Changes considered to be normal aging processes in dogs include the infiltration of fat within the heart muscle,
splenic siderotic plaques (deposits of pigmented tissue with in the spleen,) and adrenal cortical hyperplasia
(enlargement of the outer portion of the adrenal gland.) Of questionable significance is the arteriosclerosis in the
arteries of the heart and lumbar skeletal muscles. It is possible that this was due to hypothyroidism; unfortunately,
the thyroid glands were not evaluated microscopically to further pursue this theory. The changes are not highly
suggestive of hypothyroidism given their character and distribution, so the significance of these changes is not clear.

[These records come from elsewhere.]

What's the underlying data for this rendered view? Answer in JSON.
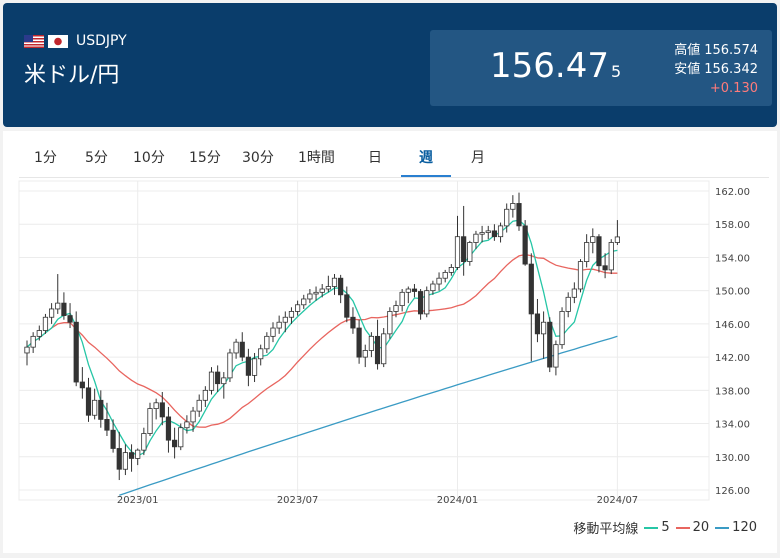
{
  "header": {
    "pair_code": "USDJPY",
    "pair_name": "米ドル/円",
    "price_main": "156.47",
    "price_sub": "5",
    "high_label": "高値",
    "high_value": "156.574",
    "low_label": "安値",
    "low_value": "156.342",
    "change": "+0.130",
    "flags": [
      "us-flag",
      "japan-flag"
    ]
  },
  "tabs": [
    {
      "label": "1分",
      "active": false
    },
    {
      "label": "5分",
      "active": false
    },
    {
      "label": "10分",
      "active": false
    },
    {
      "label": "15分",
      "active": false
    },
    {
      "label": "30分",
      "active": false
    },
    {
      "label": "1時間",
      "active": false
    },
    {
      "label": "日",
      "active": false
    },
    {
      "label": "週",
      "active": true
    },
    {
      "label": "月",
      "active": false
    }
  ],
  "legend": {
    "title": "移動平均線",
    "items": [
      {
        "label": "5",
        "color": "#26c6a6"
      },
      {
        "label": "20",
        "color": "#e8655f"
      },
      {
        "label": "120",
        "color": "#3a9bc4"
      }
    ]
  },
  "colors": {
    "header_bg": "#0a3d6b",
    "quote_bg": "#235683",
    "change": "#ff7b7b",
    "candle": "#333333"
  },
  "chart_data": {
    "type": "candlestick",
    "title": "",
    "xlabel": "",
    "ylabel": "",
    "ylim": [
      126,
      162
    ],
    "ytick_labels": [
      "162.00",
      "158.00",
      "154.00",
      "150.00",
      "146.00",
      "142.00",
      "138.00",
      "134.00",
      "130.00",
      "126.00"
    ],
    "xtick_labels": [
      "2023/01",
      "2023/07",
      "2024/01",
      "2024/07"
    ],
    "grid": true,
    "x_start_date": "2022/08/27",
    "interval": "weekly",
    "candles": [
      [
        142.5,
        144.0,
        141.0,
        143.2
      ],
      [
        143.2,
        145.0,
        142.5,
        144.5
      ],
      [
        144.5,
        145.8,
        144.0,
        145.2
      ],
      [
        145.2,
        147.2,
        144.8,
        146.8
      ],
      [
        146.8,
        148.5,
        146.0,
        147.8
      ],
      [
        147.8,
        152.0,
        147.2,
        148.5
      ],
      [
        148.5,
        149.8,
        146.5,
        147.0
      ],
      [
        147.0,
        148.5,
        145.5,
        146.2
      ],
      [
        146.2,
        147.5,
        138.5,
        139.0
      ],
      [
        139.0,
        140.8,
        137.0,
        138.3
      ],
      [
        138.3,
        139.5,
        134.2,
        135.0
      ],
      [
        135.0,
        138.2,
        134.5,
        136.8
      ],
      [
        136.8,
        138.0,
        133.5,
        134.5
      ],
      [
        134.5,
        136.5,
        132.5,
        133.2
      ],
      [
        133.2,
        134.5,
        130.5,
        131.0
      ],
      [
        131.0,
        133.0,
        127.2,
        128.5
      ],
      [
        128.5,
        131.5,
        127.8,
        130.5
      ],
      [
        130.5,
        131.5,
        128.2,
        129.8
      ],
      [
        129.8,
        131.0,
        129.0,
        130.8
      ],
      [
        130.8,
        133.5,
        130.2,
        132.8
      ],
      [
        132.8,
        136.5,
        132.5,
        135.8
      ],
      [
        135.8,
        137.0,
        134.5,
        136.5
      ],
      [
        136.5,
        137.8,
        133.8,
        134.8
      ],
      [
        134.8,
        136.0,
        130.5,
        132.0
      ],
      [
        132.0,
        133.5,
        129.8,
        131.2
      ],
      [
        131.2,
        134.0,
        130.8,
        133.5
      ],
      [
        133.5,
        135.0,
        132.8,
        134.2
      ],
      [
        134.2,
        136.0,
        133.0,
        135.5
      ],
      [
        135.5,
        137.5,
        134.8,
        136.8
      ],
      [
        136.8,
        138.5,
        136.0,
        138.0
      ],
      [
        138.0,
        140.8,
        137.5,
        140.2
      ],
      [
        140.2,
        141.0,
        137.8,
        138.8
      ],
      [
        138.8,
        140.2,
        137.0,
        139.5
      ],
      [
        139.5,
        143.0,
        139.0,
        142.5
      ],
      [
        142.5,
        144.2,
        141.8,
        143.8
      ],
      [
        143.8,
        145.0,
        141.5,
        142.0
      ],
      [
        142.0,
        143.0,
        138.5,
        139.8
      ],
      [
        139.8,
        142.5,
        139.0,
        141.8
      ],
      [
        141.8,
        143.5,
        141.0,
        143.0
      ],
      [
        143.0,
        145.0,
        142.5,
        144.5
      ],
      [
        144.5,
        146.2,
        143.8,
        145.5
      ],
      [
        145.5,
        147.0,
        144.8,
        146.2
      ],
      [
        146.2,
        147.5,
        145.0,
        146.8
      ],
      [
        146.8,
        148.0,
        146.0,
        147.5
      ],
      [
        147.5,
        148.8,
        147.0,
        148.3
      ],
      [
        148.3,
        149.5,
        147.8,
        149.0
      ],
      [
        149.0,
        150.2,
        148.5,
        149.6
      ],
      [
        149.6,
        150.5,
        148.8,
        149.8
      ],
      [
        149.8,
        150.8,
        149.2,
        150.2
      ],
      [
        150.2,
        151.8,
        149.8,
        150.5
      ],
      [
        150.5,
        152.0,
        149.5,
        151.5
      ],
      [
        151.5,
        151.9,
        148.5,
        149.5
      ],
      [
        149.5,
        150.5,
        146.2,
        146.8
      ],
      [
        146.8,
        148.0,
        144.8,
        145.5
      ],
      [
        145.5,
        146.5,
        141.2,
        142.0
      ],
      [
        142.0,
        143.5,
        140.8,
        142.8
      ],
      [
        142.8,
        145.0,
        142.0,
        144.5
      ],
      [
        144.5,
        146.5,
        140.5,
        141.2
      ],
      [
        141.2,
        145.5,
        140.8,
        144.8
      ],
      [
        144.8,
        148.0,
        144.2,
        147.5
      ],
      [
        147.5,
        148.8,
        146.8,
        148.2
      ],
      [
        148.2,
        150.2,
        147.5,
        149.8
      ],
      [
        149.8,
        150.5,
        148.5,
        150.2
      ],
      [
        150.2,
        150.8,
        149.2,
        149.9
      ],
      [
        149.9,
        150.2,
        146.5,
        147.2
      ],
      [
        147.2,
        150.5,
        146.8,
        150.0
      ],
      [
        150.0,
        151.2,
        149.5,
        150.8
      ],
      [
        150.8,
        152.2,
        150.0,
        151.5
      ],
      [
        151.5,
        152.5,
        151.0,
        152.2
      ],
      [
        152.2,
        153.2,
        151.8,
        152.8
      ],
      [
        152.8,
        159.0,
        152.5,
        156.5
      ],
      [
        156.5,
        160.2,
        151.8,
        153.5
      ],
      [
        153.5,
        156.0,
        153.0,
        155.8
      ],
      [
        155.8,
        157.2,
        155.0,
        156.8
      ],
      [
        156.8,
        157.8,
        155.8,
        157.0
      ],
      [
        157.0,
        157.8,
        156.2,
        157.2
      ],
      [
        157.2,
        158.0,
        156.0,
        156.5
      ],
      [
        156.5,
        158.2,
        155.8,
        157.8
      ],
      [
        157.8,
        160.5,
        157.0,
        159.8
      ],
      [
        159.8,
        161.5,
        158.8,
        160.5
      ],
      [
        160.5,
        161.8,
        157.2,
        157.8
      ],
      [
        157.8,
        158.5,
        153.0,
        153.2
      ],
      [
        153.2,
        154.5,
        141.5,
        147.2
      ],
      [
        147.2,
        149.0,
        143.8,
        144.8
      ],
      [
        144.8,
        147.5,
        141.8,
        146.2
      ],
      [
        146.2,
        146.8,
        140.2,
        140.8
      ],
      [
        140.8,
        144.0,
        139.8,
        143.5
      ],
      [
        143.5,
        148.0,
        143.0,
        147.5
      ],
      [
        147.5,
        149.8,
        146.8,
        149.2
      ],
      [
        149.2,
        151.0,
        148.5,
        150.2
      ],
      [
        150.2,
        153.8,
        149.8,
        153.5
      ],
      [
        153.5,
        156.8,
        152.8,
        155.8
      ],
      [
        155.8,
        157.5,
        154.5,
        156.5
      ],
      [
        156.5,
        156.8,
        152.2,
        153.0
      ],
      [
        153.0,
        154.5,
        151.5,
        152.5
      ],
      [
        152.5,
        156.2,
        152.0,
        155.8
      ],
      [
        155.8,
        158.5,
        155.5,
        156.47
      ]
    ],
    "series": [
      {
        "name": "5",
        "color": "#26c6a6"
      },
      {
        "name": "20",
        "color": "#e8655f"
      },
      {
        "name": "120",
        "color": "#3a9bc4"
      }
    ]
  }
}
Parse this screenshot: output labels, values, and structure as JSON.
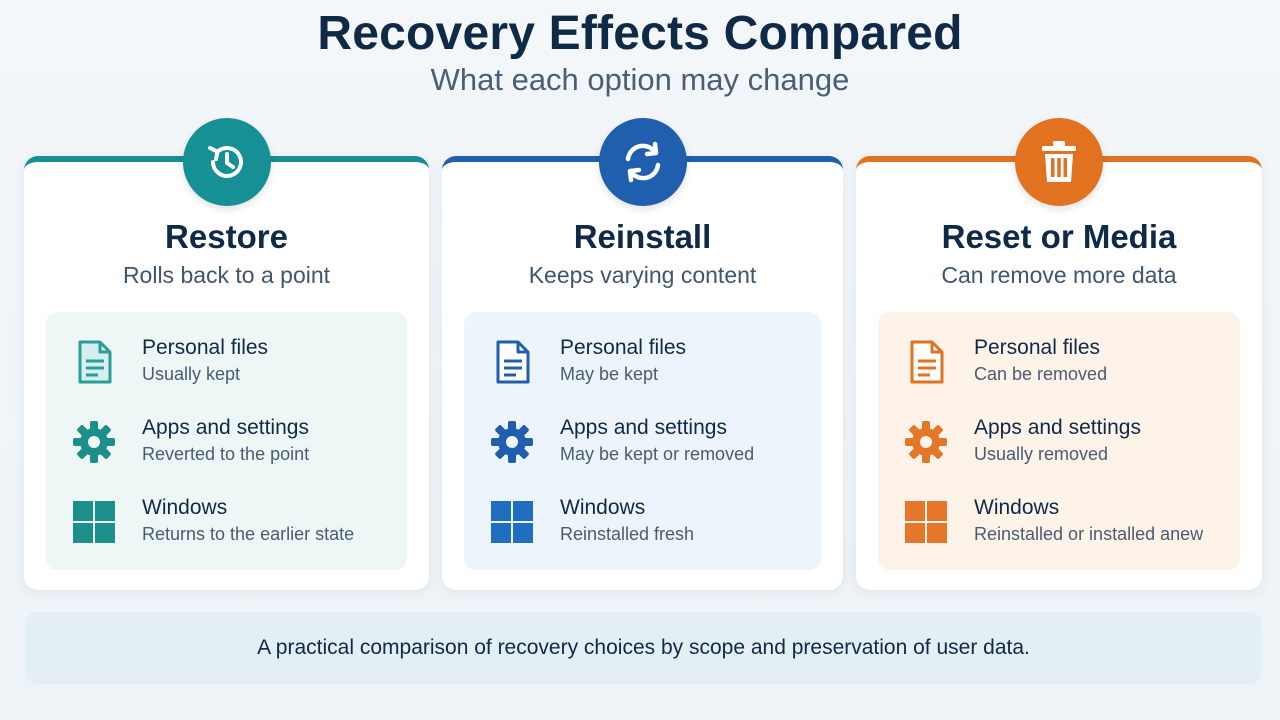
{
  "header": {
    "title": "Recovery Effects Compared",
    "subtitle": "What each option may change"
  },
  "cards": [
    {
      "name": "Restore",
      "subtitle": "Rolls back to a point",
      "accent": "#168f95",
      "icon": "history-icon",
      "rows": [
        {
          "label": "Personal files",
          "value": "Usually kept",
          "icon": "document-icon"
        },
        {
          "label": "Apps and settings",
          "value": "Reverted to the point",
          "icon": "gear-icon"
        },
        {
          "label": "Windows",
          "value": "Returns to the earlier state",
          "icon": "windows-icon"
        }
      ]
    },
    {
      "name": "Reinstall",
      "subtitle": "Keeps varying content",
      "accent": "#1f5fae",
      "icon": "refresh-icon",
      "rows": [
        {
          "label": "Personal files",
          "value": "May be kept",
          "icon": "document-icon"
        },
        {
          "label": "Apps and settings",
          "value": "May be kept or removed",
          "icon": "gear-icon"
        },
        {
          "label": "Windows",
          "value": "Reinstalled fresh",
          "icon": "windows-icon"
        }
      ]
    },
    {
      "name": "Reset or Media",
      "subtitle": "Can remove more data",
      "accent": "#e07220",
      "icon": "trash-icon",
      "rows": [
        {
          "label": "Personal files",
          "value": "Can be removed",
          "icon": "document-icon"
        },
        {
          "label": "Apps and settings",
          "value": "Usually removed",
          "icon": "gear-icon"
        },
        {
          "label": "Windows",
          "value": "Reinstalled or installed anew",
          "icon": "windows-icon"
        }
      ]
    }
  ],
  "footer": {
    "text": "A practical comparison of recovery choices by scope and preservation of user data."
  }
}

The prostatic atrophy is to be expected in a neutered male dog. The skin of the right elbow is consistent with a
pressure sore/callus. The growth on the right lower leg (acrochordon/skin tag) is benign and an incidental finding.
The changes in the lung (congestion and edema) are consistent with fluid accumulation from the medication used for
euthanasia. The ectopic hair follicle development on the tongue is bizarre, but not of clinical significance. It has
been previously reported in dogs.
The cervical lymph nodes (located in the neck) contained changes that made it seem as if there had been drainage
of blood from that area, although there was no other evidence of hemorrhage in that region. There was no evidence
of cancer within the lymph nodes.
There were no significant changes in the digestive system, endocrine system, immune system, skin, or eyes.